Both Gomme and his wife were founder members of the Folklore Society in 1878; and Gomme later became its honorary secretary, director and president. Gomme published Primitive Folk Moots (1880), and many books and articles concerning folklore, including Folklore Relics of Early Village Life (1883), Ethnology in Folklore (1892) and Folklore as a Historical Science (1908). His work is now generally regarded as too dependent on a survivals theory, which tried to trace folk customs back to earlier stages of civilisation; but it retains value as a collection.

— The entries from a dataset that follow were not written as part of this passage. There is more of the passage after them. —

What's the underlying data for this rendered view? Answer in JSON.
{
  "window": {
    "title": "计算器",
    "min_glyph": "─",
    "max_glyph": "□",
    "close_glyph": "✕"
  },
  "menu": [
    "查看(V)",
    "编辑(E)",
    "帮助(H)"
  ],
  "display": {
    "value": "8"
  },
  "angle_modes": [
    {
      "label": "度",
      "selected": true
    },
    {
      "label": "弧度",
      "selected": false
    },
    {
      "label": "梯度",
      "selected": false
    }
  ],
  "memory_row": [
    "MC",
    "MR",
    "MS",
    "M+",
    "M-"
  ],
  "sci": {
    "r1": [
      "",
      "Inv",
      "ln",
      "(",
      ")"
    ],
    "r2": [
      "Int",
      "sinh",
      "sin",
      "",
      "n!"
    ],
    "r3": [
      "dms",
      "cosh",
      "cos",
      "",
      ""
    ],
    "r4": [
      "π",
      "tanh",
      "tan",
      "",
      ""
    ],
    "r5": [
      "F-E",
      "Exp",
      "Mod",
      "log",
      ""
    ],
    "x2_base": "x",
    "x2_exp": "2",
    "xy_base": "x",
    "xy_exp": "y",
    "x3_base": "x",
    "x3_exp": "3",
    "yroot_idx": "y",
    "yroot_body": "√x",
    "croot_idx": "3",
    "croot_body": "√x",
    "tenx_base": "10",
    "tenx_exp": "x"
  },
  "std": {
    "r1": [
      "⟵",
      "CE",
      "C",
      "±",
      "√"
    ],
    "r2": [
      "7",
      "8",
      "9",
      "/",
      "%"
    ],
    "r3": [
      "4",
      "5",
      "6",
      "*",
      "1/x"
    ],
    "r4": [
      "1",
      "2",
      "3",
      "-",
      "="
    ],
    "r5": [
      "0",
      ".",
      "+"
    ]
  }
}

His historical writings show a particular interest in the history of London, in books such as The Governance of London (1907) and The Making of London (1912). He was also one of the founders of the Victoria County History project, and had a passion for old buildings. He used his council position to protect threatened buildings and to advance the Survey of London, to which he also contributed historical material. Another overlap of his historical and professional interests was the blue plaque commemorative scheme, which he persuaded the council to begin administering in 1901: the 800th blue plaque to be awarded would later mark his own London residence in 24 Dorset Square.

He was knighted in 1911. Not long afterwards, in 1914, ill health caused him to retire; and he died of pernicious anemia on 23 February 1916 at his country home in Long Crendon, Buckinghamshire.